— Ты здесь?
— Я?.. Да.
— Куда ты запропастился? Я тебя всюду ищу.
Я стоял, смотрел на него и не знал, что ответить. Он сказал: „Я тебя всюду ищу“, — выходит, с тех пор, как он закончил разговор, прошло некоторое время, хотя бы и непродолжительное… Значит, он мог и не узнать, что я старался подслушать его.
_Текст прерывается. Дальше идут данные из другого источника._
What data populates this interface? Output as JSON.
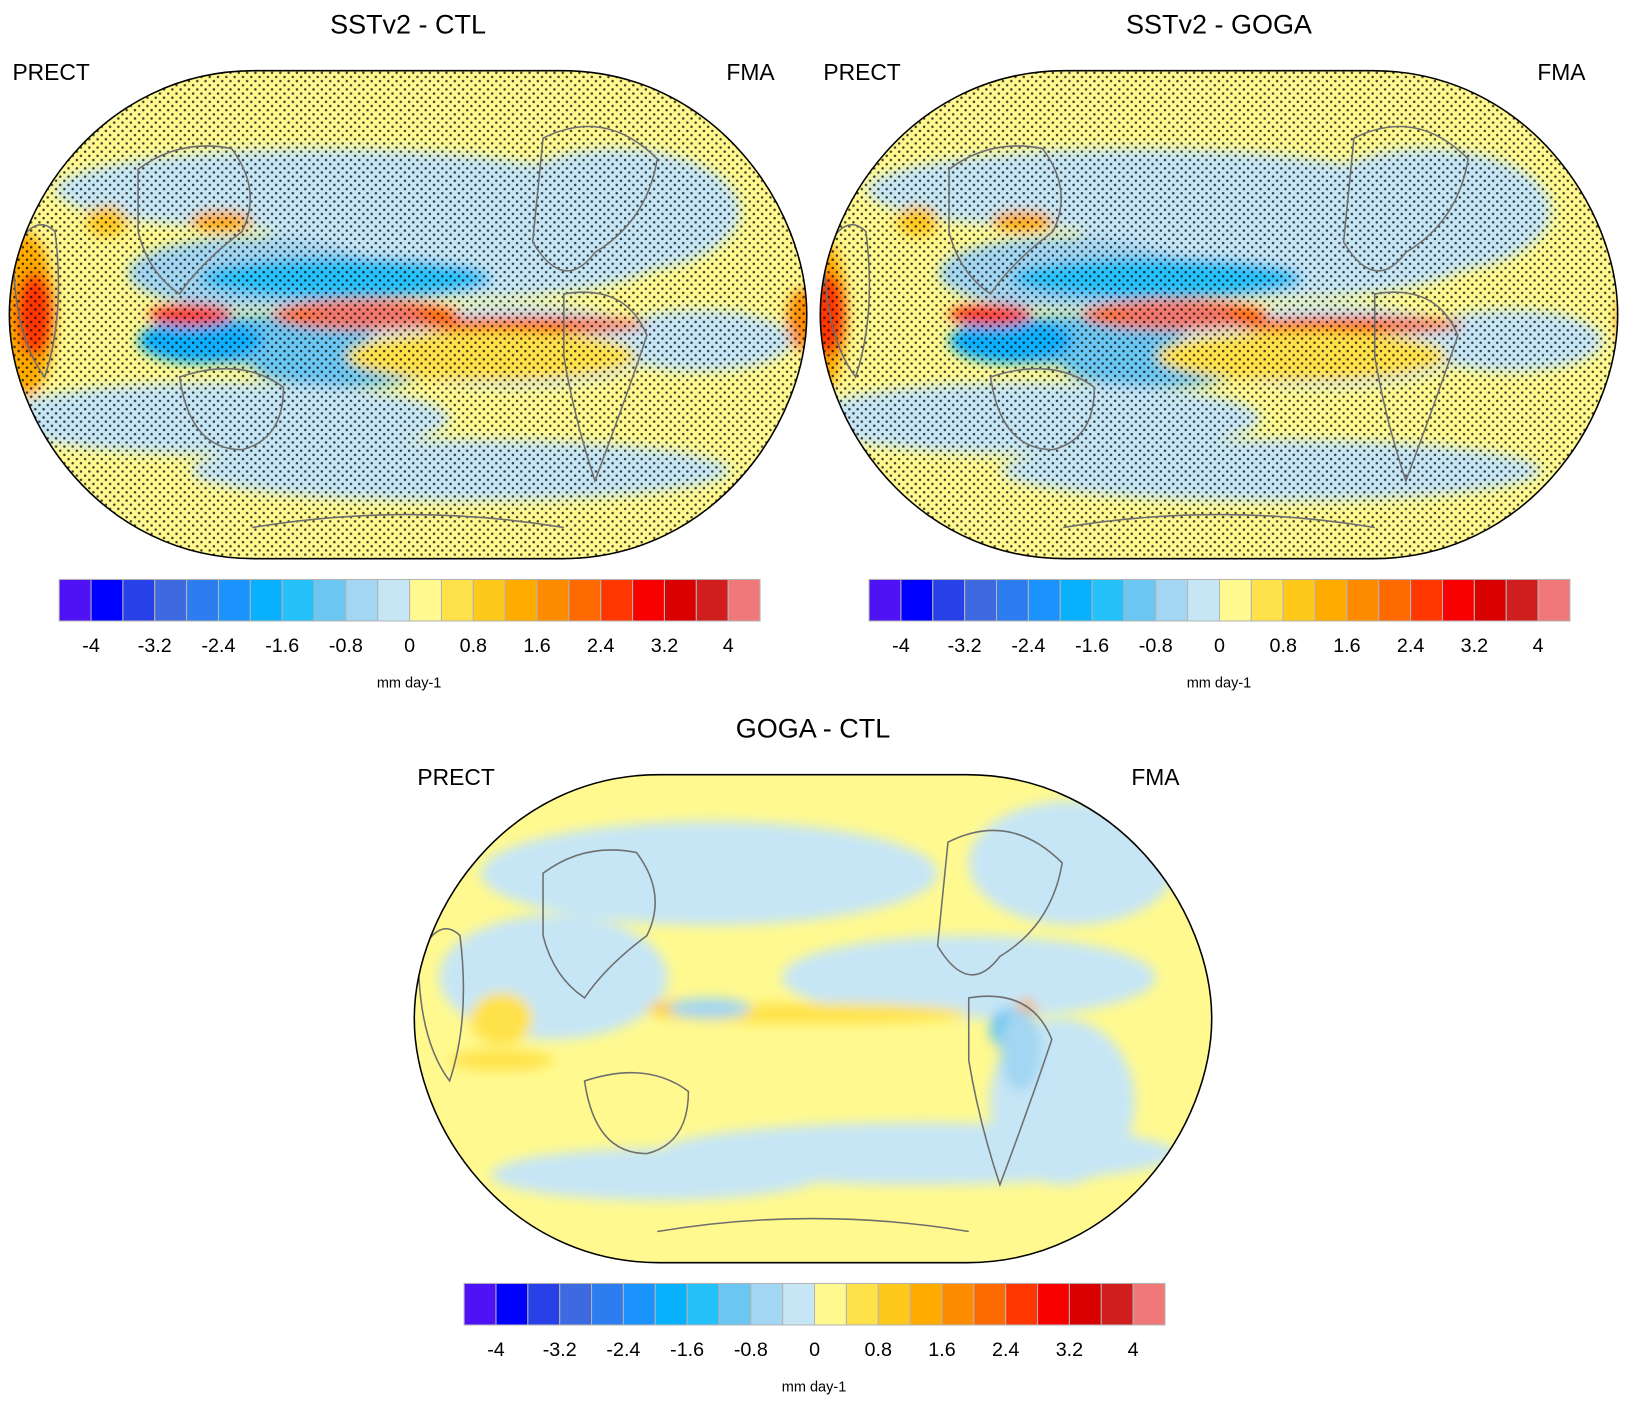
{
  "chart_data": [
    {
      "type": "heatmap",
      "title": "SSTv2 - CTL",
      "left_label": "PRECT",
      "right_label": "FMA",
      "units": "mm day-1",
      "stippled": true,
      "features": "positive anomaly along equatorial central Pacific (>4), negative anomalies north/south of equator in west Pacific"
    },
    {
      "type": "heatmap",
      "title": "SSTv2 - GOGA",
      "left_label": "PRECT",
      "right_label": "FMA",
      "units": "mm day-1",
      "stippled": true,
      "features": "similar pattern to SSTv2 - CTL"
    },
    {
      "type": "heatmap",
      "title": "GOGA - CTL",
      "left_label": "PRECT",
      "right_label": "FMA",
      "units": "mm day-1",
      "stippled": false,
      "features": "weak anomalies mostly within -0.4 to 0.8"
    }
  ],
  "colorbar": {
    "levels": [
      -4,
      -3.6,
      -3.2,
      -2.8,
      -2.4,
      -2,
      -1.6,
      -1.2,
      -0.8,
      -0.4,
      0,
      0.4,
      0.8,
      1.2,
      1.6,
      2,
      2.4,
      2.8,
      3.2,
      3.6,
      4
    ],
    "tick_labels": [
      "-4",
      "-3.2",
      "-2.4",
      "-1.6",
      "-0.8",
      "0",
      "0.8",
      "1.6",
      "2.4",
      "3.2",
      "4"
    ],
    "colors": [
      "#4f12f5",
      "#0000fe",
      "#2840e8",
      "#3d6ae0",
      "#2d7cf0",
      "#1a93fe",
      "#08b0fe",
      "#25c1fa",
      "#6bc6f2",
      "#a3d6f2",
      "#c6e6f6",
      "#fff98f",
      "#ffe24a",
      "#ffc91c",
      "#ffab00",
      "#ff8c00",
      "#ff6a00",
      "#ff3600",
      "#f90000",
      "#d80000",
      "#d01d1d",
      "#f07878"
    ]
  },
  "colors": {
    "land_outline": "#6e6e6e",
    "map_border": "#000000",
    "colorbar_border": "#b4b4b4"
  }
}
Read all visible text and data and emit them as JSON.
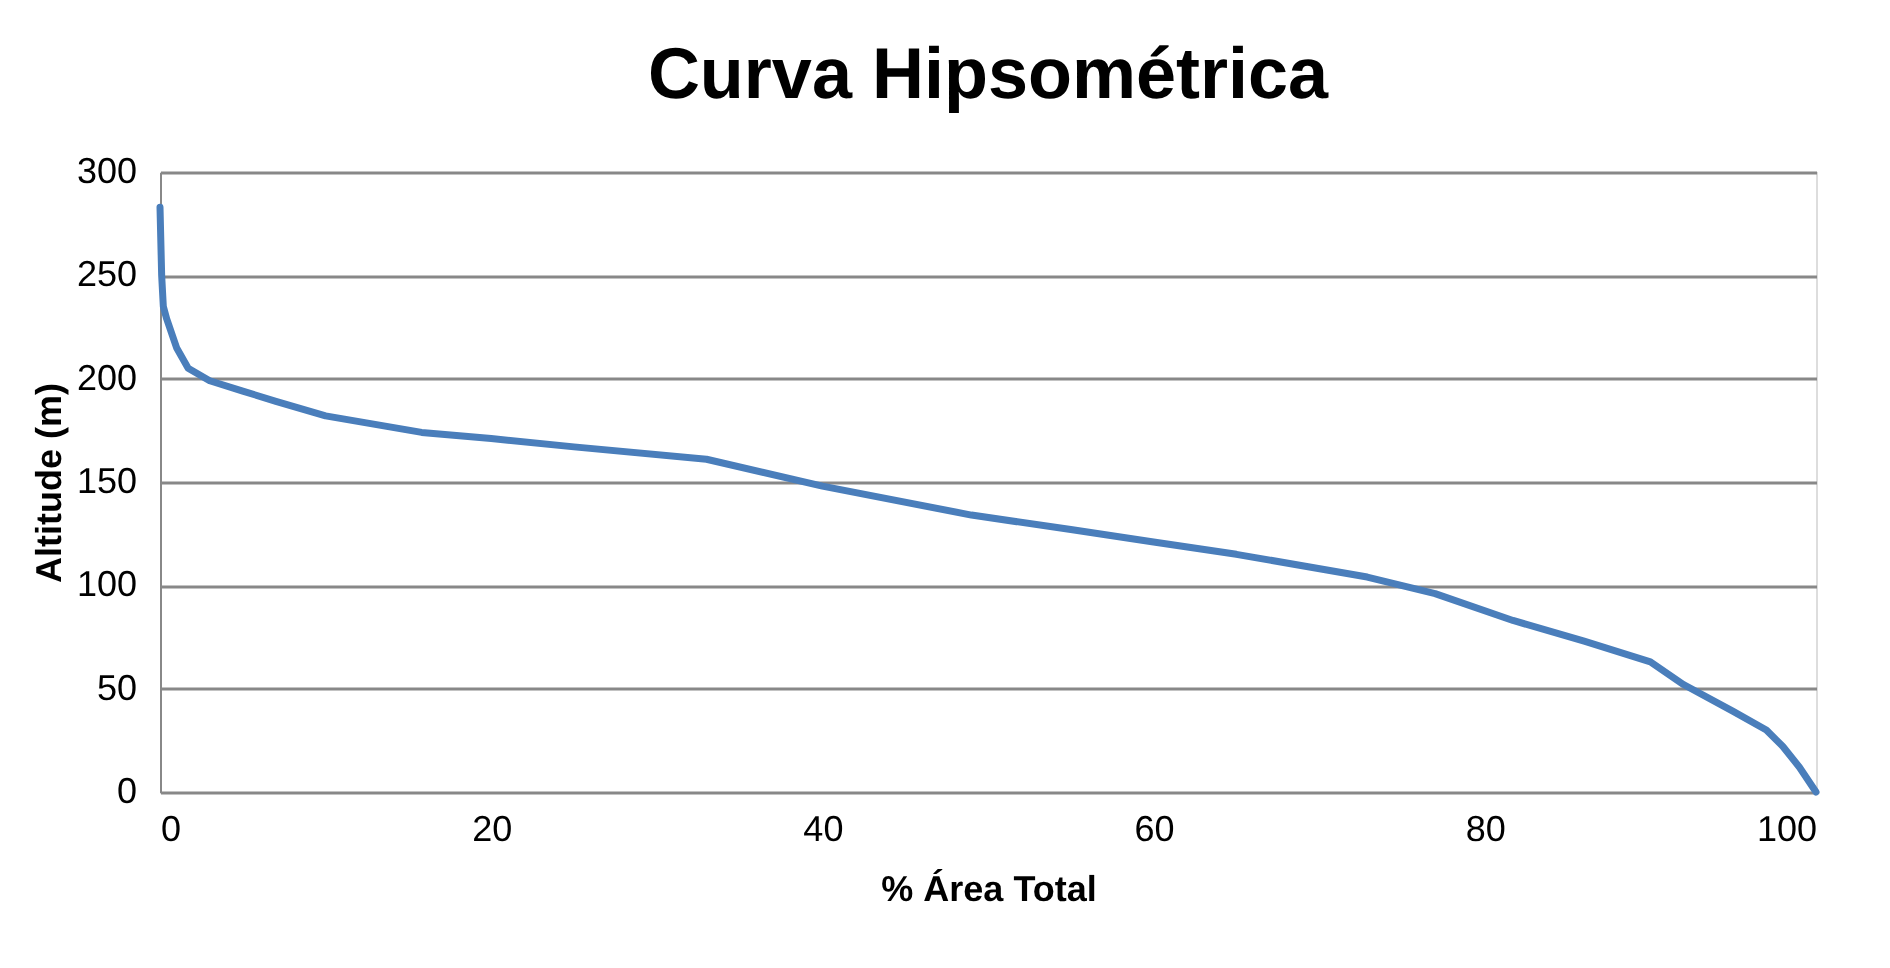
{
  "chart_data": {
    "type": "line",
    "title": "Curva Hipsométrica",
    "xlabel": "% Área Total",
    "ylabel": "Altitude (m)",
    "series": [
      {
        "color": "#4a7ebb",
        "x": [
          0,
          0.1,
          0.2,
          0.4,
          1,
          1.7,
          3,
          5,
          7,
          10,
          15.8,
          20,
          25,
          33,
          40,
          49,
          55,
          60,
          65,
          72.9,
          77,
          81.7,
          86,
          90,
          92,
          95,
          97,
          98,
          99,
          100
        ],
        "values": [
          283,
          250,
          235,
          229,
          215,
          205,
          199,
          194,
          189,
          182,
          174,
          171,
          167,
          161,
          148,
          134,
          127,
          121,
          115,
          104,
          96,
          83,
          73,
          63,
          52,
          39,
          30,
          22,
          12,
          0
        ]
      }
    ],
    "xlim": [
      0,
      100
    ],
    "xticks": [
      0,
      20,
      40,
      60,
      80,
      100
    ],
    "ylim": [
      0,
      300
    ],
    "yticks": [
      0,
      50,
      100,
      150,
      200,
      250,
      300
    ],
    "grid": "y",
    "marker": "none",
    "line_style": "solid",
    "legend": false
  }
}
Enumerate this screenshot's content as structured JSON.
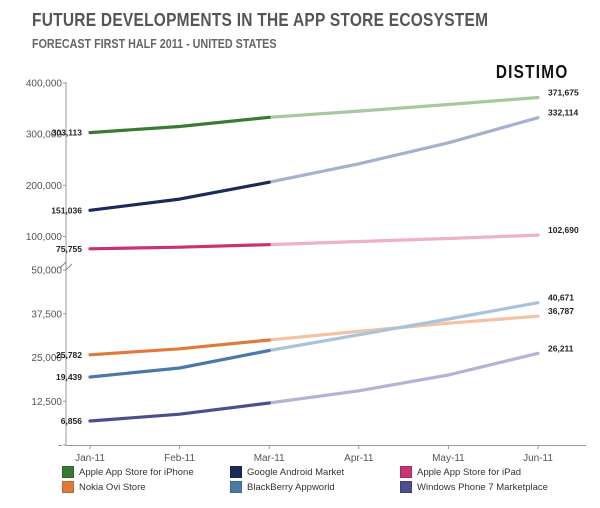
{
  "title": "FUTURE DEVELOPMENTS IN THE APP STORE ECOSYSTEM",
  "subtitle": "FORECAST FIRST HALF 2011 - UNITED STATES",
  "brand": "DISTIMO",
  "chart_data": {
    "type": "line",
    "categories": [
      "Jan-11",
      "Feb-11",
      "Mar-11",
      "Apr-11",
      "May-11",
      "Jun-11"
    ],
    "actual_through": "Mar-11",
    "panels": [
      {
        "position": "top",
        "ylim": [
          50000,
          400000
        ],
        "ticks": [
          100000,
          200000,
          300000,
          400000
        ],
        "tick_labels": [
          "100,000",
          "200,000",
          "300,000",
          "400,000"
        ],
        "series": [
          {
            "name": "Apple App Store for iPhone",
            "color": "#3a7a33",
            "light": "#a8c8a0",
            "values": [
              303113,
              315000,
              333000,
              345000,
              358000,
              371675
            ],
            "start_label": "303,113",
            "end_label": "371,675"
          },
          {
            "name": "Google Android Market",
            "color": "#1b2a57",
            "light": "#a5b2cc",
            "values": [
              151036,
              173000,
              206000,
              242000,
              283000,
              332114
            ],
            "start_label": "151,036",
            "end_label": "332,114"
          },
          {
            "name": "Apple App Store for iPad",
            "color": "#c83370",
            "light": "#eeb1c9",
            "values": [
              75755,
              79000,
              84000,
              90000,
              96000,
              102690
            ],
            "start_label": "75,755",
            "end_label": "102,690"
          }
        ]
      },
      {
        "position": "bottom",
        "ylim": [
          0,
          50000
        ],
        "ticks": [
          0,
          12500,
          25000,
          37500,
          50000
        ],
        "tick_labels": [
          "-",
          "12,500",
          "25,000",
          "37,500",
          "50,000"
        ],
        "series": [
          {
            "name": "Nokia Ovi Store",
            "color": "#e07a3a",
            "light": "#f2c3a2",
            "values": [
              25782,
              27500,
              30000,
              32500,
              34800,
              36787
            ],
            "start_label": "25,782",
            "end_label": "36,787"
          },
          {
            "name": "BlackBerry Appworld",
            "color": "#4a79a8",
            "light": "#a9c3dc",
            "values": [
              19439,
              22000,
              27000,
              31500,
              36000,
              40671
            ],
            "start_label": "19,439",
            "end_label": "40,671"
          },
          {
            "name": "Windows Phone 7 Marketplace",
            "color": "#4c4f8c",
            "light": "#b2b4d6",
            "values": [
              6856,
              8800,
              12000,
              15500,
              20000,
              26211
            ],
            "start_label": "6,856",
            "end_label": "26,211"
          }
        ]
      }
    ],
    "legend_order": [
      "Apple App Store for iPhone",
      "Google Android Market",
      "Apple App Store for iPad",
      "Nokia Ovi Store",
      "BlackBerry Appworld",
      "Windows Phone 7 Marketplace"
    ],
    "grid": false,
    "legend": "bottom"
  }
}
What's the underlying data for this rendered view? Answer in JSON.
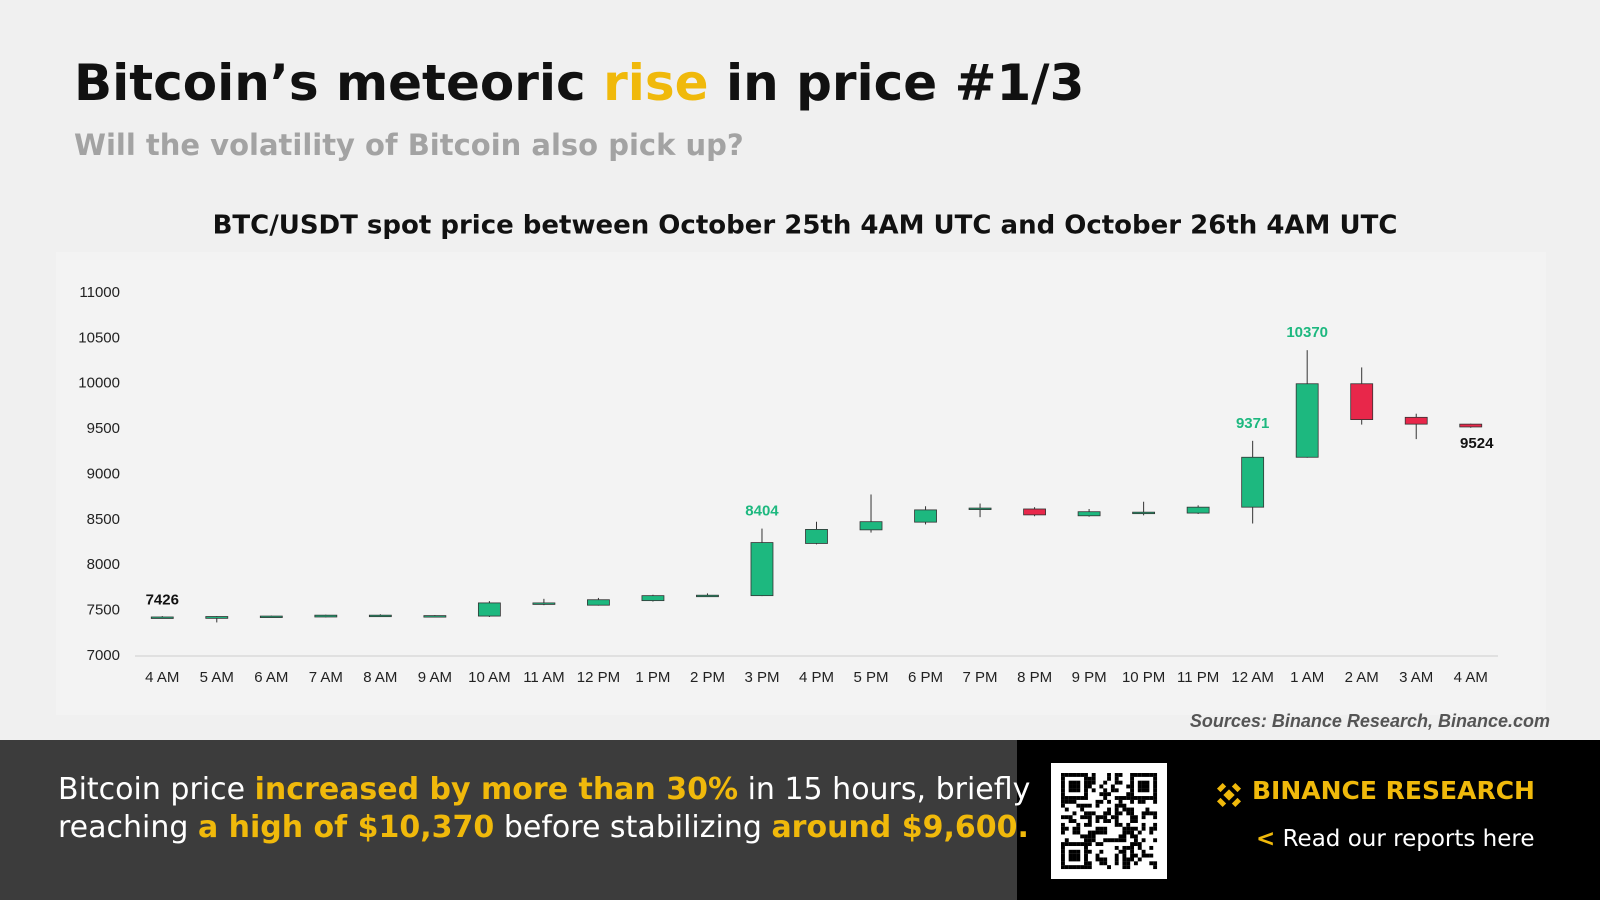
{
  "header": {
    "title": [
      {
        "text": "Bitcoin’s meteoric ",
        "highlight": false
      },
      {
        "text": "rise",
        "highlight": true
      },
      {
        "text": " in price #1/3",
        "highlight": false
      }
    ],
    "subtitle": "Will the volatility of Bitcoin also pick up?"
  },
  "chart_data": {
    "type": "candlestick",
    "title": "BTC/USDT spot price between October 25th 4AM UTC and October 26th 4AM UTC",
    "categories": [
      "4 AM",
      "5 AM",
      "6 AM",
      "7 AM",
      "8 AM",
      "9 AM",
      "10 AM",
      "11 AM",
      "12 PM",
      "1 PM",
      "2 PM",
      "3 PM",
      "4 PM",
      "5 PM",
      "6 PM",
      "7 PM",
      "8 PM",
      "9 PM",
      "10 PM",
      "11 PM",
      "12 AM",
      "1 AM",
      "2 AM",
      "3 AM",
      "4 AM"
    ],
    "open": [
      7426,
      7415,
      7435,
      7430,
      7445,
      7435,
      7440,
      7570,
      7560,
      7610,
      7660,
      7665,
      8240,
      8390,
      8475,
      8620,
      8620,
      8545,
      8570,
      8575,
      8640,
      9190,
      10000,
      9630,
      9555
    ],
    "high": [
      7440,
      7440,
      7445,
      7455,
      7460,
      7450,
      7605,
      7630,
      7640,
      7675,
      7690,
      8404,
      8480,
      8780,
      8650,
      8680,
      8640,
      8620,
      8700,
      8660,
      9371,
      10370,
      10180,
      9670,
      9560
    ],
    "low": [
      7420,
      7370,
      7430,
      7425,
      7440,
      7430,
      7430,
      7560,
      7555,
      7600,
      7650,
      7660,
      8230,
      8360,
      8450,
      8530,
      8540,
      8535,
      8550,
      8565,
      8460,
      9185,
      9550,
      9390,
      9515
    ],
    "close": [
      7430,
      7435,
      7440,
      7450,
      7450,
      7445,
      7585,
      7585,
      7620,
      7665,
      7670,
      8250,
      8395,
      8480,
      8610,
      8630,
      8555,
      8590,
      8585,
      8640,
      9190,
      10000,
      9605,
      9555,
      9524
    ],
    "up_color": "#1db87f",
    "down_color": "#e8274a",
    "ylim": [
      7000,
      11000
    ],
    "yticks": [
      7000,
      7500,
      8000,
      8500,
      9000,
      9500,
      10000,
      10500,
      11000
    ],
    "source": "Sources: Binance Research, Binance.com"
  },
  "footer": {
    "lines": [
      [
        {
          "text": "Bitcoin price ",
          "highlight": false
        },
        {
          "text": "increased by more than 30%",
          "highlight": true
        },
        {
          "text": " in 15 hours, briefly",
          "highlight": false
        }
      ],
      [
        {
          "text": "reaching ",
          "highlight": false
        },
        {
          "text": "a high of $10,370",
          "highlight": true
        },
        {
          "text": " before stabilizing ",
          "highlight": false
        },
        {
          "text": "around $9,600.",
          "highlight": true
        }
      ]
    ],
    "brand": "BINANCE RESEARCH",
    "cta": "Read our reports here"
  }
}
Все же — были голоса в трубке или нет? Этого я не мог сказать с уверенностью.
V
После разговора с женой настроение у Мишки существенно повысилось: он принялся насвистывать с мечтательной улыбкой на лице и один раз, когда ему довелось поймать мой взгляд, вскинул подбородок и спросил: „Чего?“ — несмотря на то, что я не собирался говорить. Узнал Мишка или не узнал, — нет, главное, не эти подозрения… экран, разделенный на две половины продольной полосой, и две женщины, механически шевелившие губами перед телефонными трубками, — эпизод с телевизором снова и снова прокручивался в моем сознании.
Против моей воли.
Изображение то и дело возникало в памяти, и когда Мишка, кивнув мне подбородком, задал этот глуповатый вопрос: „Чего?“ — я только помотал головой — старался стряхнуть изображение с глаз.
И тут только вдруг сказал себе ясно (несмотря на то, что заметил приподнятое Мишкино настроение еще полминуты назад): Мишка целиком и полностью поглощен впечатлениями от разговора с женой, — и ничем более.
Мне стало чуть-чуть лучше — во всяком случае, сошли на нет подозрения, что он знал, что я старался подслушать его.
„По поводу телевизора… может тебе просто померещилось?“.
Неожиданно для самого себя, я вдруг улыбнулся — блуждающе.
— Твоей теще лучше?
— Маме Свете? Да, слава Богу. Маша уже завтра приедет — совершенно точно.
Поддаваясь какой-то странной слабости (в сознании), я спросил его, радуется ли он первому, второму или просто приятному разговору. (Я был до сих пор отягощен психической атакой, — которую, вполне возможно, изобрел сам.
А как насчет Мишки? — подсказал предательский голосок. — Если эти две женщины в телевизоре разговаривали с ним…).
„Нет, стоп, остановись! Не смей даже думать об этом!“ — я едва сдержался, чтобы не прокричать вслух…
— …так что познакомитесь, — с энтузиазмом скрестив пальцы рук, Мишка принялся разминать костяшки.
Мы вышагивали по тротуару мимо огромного пятизвездочного отеля; часть подъездной площадки — слева от вращающихся дверей — была оборудована под „спортзал на воздухе“ — тренажеры стояли прямо под открытым небом.
Из-за поворота показалось весьма любопытное средство передвижения, отделанное настолько витиевато и импозантно, что, сколько ни описывай, — так или иначе, пропустишь какую-нибудь деталь. Если же говорить коротко, это был каретный кузов, поставленный на четыре колеса, с молочно-белыми полированными панелями и золотистым узором, оборудованный двигателем; однако „модернизированная“ часть имела, скорее, сходство с автомобилем годов двадцатых — так, например, стальные крылья — тоже молочно-белого цвета — огибали колеса четко по окружности и имели маленькие штативы, на которых стояли шаровидные половинки фар. Спицы колес слились от движения в сверкающий секторный диск; сплошной.
Я встал как вкопанный: водитель, сидевший перед кузовом, за огромным рулем, был одет в просторное белое одеяние. Я успел разглядеть также узкий подбородок и глаза под полями шляпы.
Мишка обернулся и посмотрел на меня. От его неожиданно довольной улыбки меня и вовсе забил озноб.
— Что с тобой, Макс? Испугался каретомобиля?
— Что? — я прикрыл рот; проглотил слюну.
Мишка рассмеялся — конечно, он подумал, что я переспросил, потому что услышал небывалое слово.
— Да-да, мы так здесь называем эту штуковину — каретомобиль. Увеселительная прогулка для туристов… Макс, ты нервничаешь? Что-то не так?
— Что?
Мишка подошел ко мне и положил руку на плечо.
— Что с тобой такое?
„Нет, этого просто не может быть. Не может быть. Миш, неужели тебе ничего не напоминает эта белая одежда? А впрочем, так ли уж она очевидно должна о чем-то напоминать… Может быть, я все слишком преувеличиваю?“.
Я не знал ответа на этот вопрос, однако впервые ясно сказал себе: я должен узнать, — во что бы то ни стало. Выходит, мне следовало поговорить об этом с Мишкой? Да, пожалуй; как бы трудно это ни было.